Moreover, the district court judge was aware of the record and Hunnicutt’s
particular characteristics because he was the judge who sentenced Hunnicutt in
2007. See Curry, 606 F.3d at 331. Under these circumstances, Hunnicutt cannot
plausibly argue that the court abused its discretion by denying his motion for
reduced sentence. See Watkins, 625 F.3d at 281; Curry, 606 F.3d at 331.
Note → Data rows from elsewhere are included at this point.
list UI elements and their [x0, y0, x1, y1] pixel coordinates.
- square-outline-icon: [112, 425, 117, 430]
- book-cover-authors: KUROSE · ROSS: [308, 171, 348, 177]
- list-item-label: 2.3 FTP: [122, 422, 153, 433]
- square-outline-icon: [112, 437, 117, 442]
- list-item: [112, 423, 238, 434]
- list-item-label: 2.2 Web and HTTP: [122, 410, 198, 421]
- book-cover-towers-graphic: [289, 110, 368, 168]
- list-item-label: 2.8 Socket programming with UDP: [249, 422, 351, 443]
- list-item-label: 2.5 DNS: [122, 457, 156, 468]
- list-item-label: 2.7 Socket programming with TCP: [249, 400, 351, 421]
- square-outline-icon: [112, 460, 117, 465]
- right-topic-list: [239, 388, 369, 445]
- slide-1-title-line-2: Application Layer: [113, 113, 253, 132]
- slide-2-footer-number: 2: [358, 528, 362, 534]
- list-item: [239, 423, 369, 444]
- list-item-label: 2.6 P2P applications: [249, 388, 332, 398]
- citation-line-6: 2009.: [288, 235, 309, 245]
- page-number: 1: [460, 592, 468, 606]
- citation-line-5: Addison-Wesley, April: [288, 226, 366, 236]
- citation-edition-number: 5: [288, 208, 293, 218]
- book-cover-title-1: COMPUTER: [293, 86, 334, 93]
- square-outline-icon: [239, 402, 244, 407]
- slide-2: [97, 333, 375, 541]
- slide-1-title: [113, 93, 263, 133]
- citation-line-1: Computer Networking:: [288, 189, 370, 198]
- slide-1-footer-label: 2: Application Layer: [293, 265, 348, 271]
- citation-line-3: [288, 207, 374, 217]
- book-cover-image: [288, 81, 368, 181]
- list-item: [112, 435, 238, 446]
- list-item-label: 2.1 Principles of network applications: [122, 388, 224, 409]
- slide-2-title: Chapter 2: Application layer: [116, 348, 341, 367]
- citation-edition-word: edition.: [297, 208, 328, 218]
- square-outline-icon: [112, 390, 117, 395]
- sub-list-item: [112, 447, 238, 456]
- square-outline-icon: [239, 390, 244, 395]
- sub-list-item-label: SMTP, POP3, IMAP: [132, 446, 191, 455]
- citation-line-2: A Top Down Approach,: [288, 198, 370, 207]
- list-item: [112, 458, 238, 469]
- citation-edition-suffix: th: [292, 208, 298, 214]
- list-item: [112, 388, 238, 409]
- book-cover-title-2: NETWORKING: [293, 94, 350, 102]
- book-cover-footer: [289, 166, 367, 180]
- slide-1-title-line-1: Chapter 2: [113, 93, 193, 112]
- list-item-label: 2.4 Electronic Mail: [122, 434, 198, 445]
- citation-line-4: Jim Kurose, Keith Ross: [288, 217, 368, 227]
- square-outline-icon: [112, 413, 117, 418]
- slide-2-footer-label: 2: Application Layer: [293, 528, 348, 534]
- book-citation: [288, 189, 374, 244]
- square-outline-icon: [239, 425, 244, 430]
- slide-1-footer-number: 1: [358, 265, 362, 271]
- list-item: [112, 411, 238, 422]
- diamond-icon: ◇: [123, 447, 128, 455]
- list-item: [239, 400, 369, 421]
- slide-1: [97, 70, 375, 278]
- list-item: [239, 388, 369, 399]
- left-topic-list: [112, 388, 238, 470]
No. 13-1107, slip op. at 3 (6th Cir. June 11, 2013). The only thing that has arguably changed is
defendant requested that the court reduce his sentence on account of his efforts to better himself
while incarcerated. But as we have repeatedly said, a district court need not consider postsentencing conduct when evaluating a § 3582(c)(2) motion. Curry, 606 F.3d at 330. Nor do we
“require the district court to articulate its analysis of each sentencing factor as long as the record
demonstrates that the court considered the relevant factors.” Watkins, 625 F.3d at 281. And we
have found no abuse of discretion in similar cases involving defendants who raise significant
safety concerns in light of pre- or post-sentencing conduct.
See, e.g., United States v.
Greenwood, 521 F. App’x 544, 548–49 (6th Cir. 2013); United States v. Daniel, 414 F. App’x
806, 809 (6th Cir. 2011); United States v. Jones, 407 F. App’x 22, 26 (6th Cir. 2011).1 The
district court did not abuse its discretion here.
For these reasons, we affirm the district court.
We also decline to consider defendant’s new arguments in reply regarding some of the
facts relied upon by the district court that were contained in defendant’s presentence report—and
as defendant admits, facts to which his counsel did not object—because “[a]n argument raised
for the first time in a reply brief will not be considered by this Court.” Overstreet v. LexingtonFayette Urban Cty. Gov’t, 305 F.3d 566, 578 (6th Cir. 2002).